Spero Health, a CARF-accredited organization and leader in outpatient addiction treatment, has announced the opening of a new clinic in Cookeville, Tennessee. The Cookeville Spero Health Clinic located at 225 N Willow Ave. will open on Friday, November 22nd and will begin seeing patients that day. For more information or to schedule an immediate appointment, individuals are encouraged to call the clinic at (931) 303-0889. Dr. Harold Alan Chertok has joined the organization as the medical director and lead physician at this clinic. Board-certified in Family Medicine and board-eligible in Addiction Medicine, Dr. Chertok has a long history of providing treatment for substance use disorders in Cookeville, and shares Spero’s philosophy that an integrated approach to addiction treatment leads to long term success and positive outcomes in recovery.
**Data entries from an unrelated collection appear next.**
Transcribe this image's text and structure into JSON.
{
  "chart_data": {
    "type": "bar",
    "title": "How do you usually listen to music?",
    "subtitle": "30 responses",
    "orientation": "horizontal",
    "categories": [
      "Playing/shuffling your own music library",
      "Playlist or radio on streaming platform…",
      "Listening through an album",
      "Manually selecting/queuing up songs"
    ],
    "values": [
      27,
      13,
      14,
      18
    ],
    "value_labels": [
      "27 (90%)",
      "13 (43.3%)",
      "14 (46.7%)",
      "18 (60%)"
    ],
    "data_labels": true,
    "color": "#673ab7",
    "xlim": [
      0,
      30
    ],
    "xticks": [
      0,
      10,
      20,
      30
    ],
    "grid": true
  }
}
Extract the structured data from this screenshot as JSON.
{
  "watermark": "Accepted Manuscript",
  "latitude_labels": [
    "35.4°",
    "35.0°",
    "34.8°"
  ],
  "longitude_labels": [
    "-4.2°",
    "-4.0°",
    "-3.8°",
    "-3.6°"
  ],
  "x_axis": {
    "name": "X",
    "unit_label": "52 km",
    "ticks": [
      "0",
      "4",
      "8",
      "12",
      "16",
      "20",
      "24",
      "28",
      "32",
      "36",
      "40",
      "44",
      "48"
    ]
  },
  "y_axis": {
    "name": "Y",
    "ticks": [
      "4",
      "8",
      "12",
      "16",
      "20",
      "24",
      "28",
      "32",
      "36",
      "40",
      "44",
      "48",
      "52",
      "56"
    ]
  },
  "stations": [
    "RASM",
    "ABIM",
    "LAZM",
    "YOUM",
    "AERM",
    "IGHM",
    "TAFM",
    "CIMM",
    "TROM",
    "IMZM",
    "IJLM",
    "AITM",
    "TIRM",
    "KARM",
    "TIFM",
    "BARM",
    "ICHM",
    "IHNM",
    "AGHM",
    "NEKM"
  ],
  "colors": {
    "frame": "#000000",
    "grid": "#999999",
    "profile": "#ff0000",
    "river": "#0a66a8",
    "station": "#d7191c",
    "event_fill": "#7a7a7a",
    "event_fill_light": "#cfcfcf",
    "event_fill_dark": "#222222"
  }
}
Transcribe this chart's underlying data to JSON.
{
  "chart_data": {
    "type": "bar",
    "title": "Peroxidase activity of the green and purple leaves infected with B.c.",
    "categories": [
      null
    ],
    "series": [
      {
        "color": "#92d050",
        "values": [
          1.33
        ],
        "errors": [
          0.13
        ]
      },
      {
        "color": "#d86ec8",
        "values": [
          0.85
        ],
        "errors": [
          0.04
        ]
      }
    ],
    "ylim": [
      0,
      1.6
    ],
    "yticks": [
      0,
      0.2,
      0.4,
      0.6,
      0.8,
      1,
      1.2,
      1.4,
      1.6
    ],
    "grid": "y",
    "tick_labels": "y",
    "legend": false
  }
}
Spero Health provides local and affordable care for more than 6,000 fellow human beings throughout Kentucky, Indiana Ohio and Tennessee. They accept TennCare and most commercial insurance plans so that cost is not a barrier to addiction treatment.
In the last decade more than 650,000 people have died from a drug overdose, according to the Center for Disease Control. “As the numbers of individuals who die as a result of substance use disorders continues to worsen, it is more critical now than ever that our communities have access to a local, high quality solution to address the needs right there at home.” said Steve Priest, CEO. “Our team is not only focused on saving lives, but on helping strengthen the communities that we serve. It is our desire to be an active member of the local healthcare community and a partner in the fight against this deadly disease.”
“Substance use disorders are treatable but there isn’t a one-size fits all solution, which is why Spero Health considers each unique patient need when developing treatment plans and setting goals for the future,” said Dr. Chertok. “Spero Health’s approach is designed to provide rapid access to care and allow individuals to remain in their communities throughout treatment so they can continue working and caring for their families, which ultimately enhances their quality of life.”